I had parted my ulster in coming up the stairs, and my dress beneath showed. The contrast struck me as brutal. For one moment I was conscious of it; I don't think that she was, even for one moment. I don't think she saw anything of me but my eyes. I did not of her.
Billy had turned his back on his work, but still she did not move. More even than my own ceremonial dress the bit of crochet woolwork that lay on the edge of the throne seemed to accentuate the drama that was all sight, with never a word spoken. As if my eyes had moved from hers, which they did not, I seemed to see the whole of that room that had been my own—the imps beyond the sills, Billy's traps, his arrangements of curtains about the four windows, the bed behind the screen where I divined her clothing to lie. I say I saw all these things without once looking at them....
The exquisite study was on the easel, and I saw that too—the thing as it was, east-lighted, admirably cool, the work of an unrepeatable two hours. Billy, I knew, would look on that canvas on the morrow as an athlete afterwards measures with astonishment his effortless jump. It was the eye's flawless understanding....

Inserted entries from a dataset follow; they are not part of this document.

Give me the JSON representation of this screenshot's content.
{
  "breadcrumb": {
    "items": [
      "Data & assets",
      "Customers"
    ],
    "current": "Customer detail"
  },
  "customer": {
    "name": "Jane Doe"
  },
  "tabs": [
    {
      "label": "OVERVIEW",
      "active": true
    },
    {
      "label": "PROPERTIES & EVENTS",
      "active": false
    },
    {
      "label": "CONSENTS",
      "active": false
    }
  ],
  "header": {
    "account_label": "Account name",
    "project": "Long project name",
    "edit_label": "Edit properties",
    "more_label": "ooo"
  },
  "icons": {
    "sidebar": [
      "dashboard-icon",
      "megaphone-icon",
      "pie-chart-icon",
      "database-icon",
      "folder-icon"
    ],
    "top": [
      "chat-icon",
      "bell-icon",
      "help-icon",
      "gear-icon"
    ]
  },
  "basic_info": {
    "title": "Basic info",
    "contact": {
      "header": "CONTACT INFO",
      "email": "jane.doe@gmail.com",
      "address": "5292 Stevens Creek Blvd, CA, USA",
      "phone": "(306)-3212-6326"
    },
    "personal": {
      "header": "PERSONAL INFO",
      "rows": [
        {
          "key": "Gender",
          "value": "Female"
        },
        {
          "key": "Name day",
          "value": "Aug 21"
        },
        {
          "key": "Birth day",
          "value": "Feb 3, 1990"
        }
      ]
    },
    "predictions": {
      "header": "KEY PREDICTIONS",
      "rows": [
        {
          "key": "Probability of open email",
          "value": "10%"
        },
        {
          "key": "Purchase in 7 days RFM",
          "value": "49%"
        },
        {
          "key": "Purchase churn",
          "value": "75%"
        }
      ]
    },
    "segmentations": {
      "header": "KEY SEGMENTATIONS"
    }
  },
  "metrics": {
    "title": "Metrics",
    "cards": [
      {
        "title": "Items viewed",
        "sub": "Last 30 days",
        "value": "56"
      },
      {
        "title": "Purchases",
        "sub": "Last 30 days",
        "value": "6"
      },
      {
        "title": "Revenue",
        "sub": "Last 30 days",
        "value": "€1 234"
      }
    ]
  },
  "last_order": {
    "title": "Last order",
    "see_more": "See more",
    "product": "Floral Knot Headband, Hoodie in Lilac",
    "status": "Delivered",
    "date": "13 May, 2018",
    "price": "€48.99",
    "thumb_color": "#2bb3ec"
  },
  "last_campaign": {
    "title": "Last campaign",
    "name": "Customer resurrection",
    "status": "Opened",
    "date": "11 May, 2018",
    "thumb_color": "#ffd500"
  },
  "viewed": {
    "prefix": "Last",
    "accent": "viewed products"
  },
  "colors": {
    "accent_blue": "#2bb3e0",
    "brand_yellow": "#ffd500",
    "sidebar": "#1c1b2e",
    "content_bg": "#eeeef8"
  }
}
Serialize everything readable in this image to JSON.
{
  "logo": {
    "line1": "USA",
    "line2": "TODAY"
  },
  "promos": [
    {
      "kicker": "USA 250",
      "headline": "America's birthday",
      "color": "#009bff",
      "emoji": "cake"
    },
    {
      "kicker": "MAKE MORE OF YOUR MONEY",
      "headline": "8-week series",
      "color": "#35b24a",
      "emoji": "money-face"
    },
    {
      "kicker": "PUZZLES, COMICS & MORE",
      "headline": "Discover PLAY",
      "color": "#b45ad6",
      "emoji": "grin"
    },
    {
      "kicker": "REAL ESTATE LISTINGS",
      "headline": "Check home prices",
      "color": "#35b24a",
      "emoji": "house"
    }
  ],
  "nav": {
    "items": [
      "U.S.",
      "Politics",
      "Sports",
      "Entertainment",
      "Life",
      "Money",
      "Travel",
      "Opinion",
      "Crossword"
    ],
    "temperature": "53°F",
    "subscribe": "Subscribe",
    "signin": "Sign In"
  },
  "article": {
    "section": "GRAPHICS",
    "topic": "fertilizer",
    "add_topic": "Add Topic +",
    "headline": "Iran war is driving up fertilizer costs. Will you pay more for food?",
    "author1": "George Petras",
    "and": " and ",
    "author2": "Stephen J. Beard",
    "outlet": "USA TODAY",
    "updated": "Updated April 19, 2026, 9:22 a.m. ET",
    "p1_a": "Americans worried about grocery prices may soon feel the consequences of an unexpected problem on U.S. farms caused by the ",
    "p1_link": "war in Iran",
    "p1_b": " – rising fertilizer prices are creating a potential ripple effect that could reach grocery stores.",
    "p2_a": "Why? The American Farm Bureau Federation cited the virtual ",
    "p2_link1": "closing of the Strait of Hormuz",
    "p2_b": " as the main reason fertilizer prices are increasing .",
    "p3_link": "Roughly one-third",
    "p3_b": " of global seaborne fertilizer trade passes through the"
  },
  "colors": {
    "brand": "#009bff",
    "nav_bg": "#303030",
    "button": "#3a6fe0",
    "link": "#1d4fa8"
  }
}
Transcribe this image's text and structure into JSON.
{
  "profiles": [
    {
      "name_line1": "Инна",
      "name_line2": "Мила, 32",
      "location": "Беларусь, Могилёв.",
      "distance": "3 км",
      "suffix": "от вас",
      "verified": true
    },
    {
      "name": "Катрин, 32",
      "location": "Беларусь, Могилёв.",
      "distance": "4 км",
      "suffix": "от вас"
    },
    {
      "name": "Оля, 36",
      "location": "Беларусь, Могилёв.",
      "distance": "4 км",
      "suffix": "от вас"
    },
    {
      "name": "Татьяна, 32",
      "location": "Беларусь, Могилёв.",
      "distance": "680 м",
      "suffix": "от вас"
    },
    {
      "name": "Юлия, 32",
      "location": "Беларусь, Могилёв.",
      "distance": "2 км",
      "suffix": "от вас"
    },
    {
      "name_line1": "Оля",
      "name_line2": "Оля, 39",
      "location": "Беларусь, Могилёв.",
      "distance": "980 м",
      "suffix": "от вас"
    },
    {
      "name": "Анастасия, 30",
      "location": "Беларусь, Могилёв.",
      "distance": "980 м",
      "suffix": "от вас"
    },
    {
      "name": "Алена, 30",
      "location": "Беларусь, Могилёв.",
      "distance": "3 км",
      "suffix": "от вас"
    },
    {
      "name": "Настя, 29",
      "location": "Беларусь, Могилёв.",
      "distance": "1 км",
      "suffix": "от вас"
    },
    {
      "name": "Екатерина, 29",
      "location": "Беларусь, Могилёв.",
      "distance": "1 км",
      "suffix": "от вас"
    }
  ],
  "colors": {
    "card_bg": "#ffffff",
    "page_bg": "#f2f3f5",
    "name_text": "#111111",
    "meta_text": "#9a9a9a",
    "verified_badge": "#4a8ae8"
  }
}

"It isn't a picture," Billy grunted over his shoulder, his fingers rattling the tubes in his box. "Where the deuce did I put that palette-knife?—Just a study—I had it in my hand not two minutes ago——"
Still she and I stood as motionless as a couple of stones.
"Dashed if I won't be methodical yet! I never—ah, here it is.... Right, Louie; I've finished. Chuck my coat over the screen, will you? Sorry, Jeff—I'd forgotten the time—but I must wash these brushes."
My eyes parted from Louie Causton's as reluctantly as a piece of soft iron parts from the end of the magnet. She moved, became alive, stepped down from the throne; and as she passed without noise to the screen I saw again, by what legerdemain of visual memory I cannot tell you, the soft flow of draperies that had always drawn my eyes as she had moved about the old Business College in Holborn.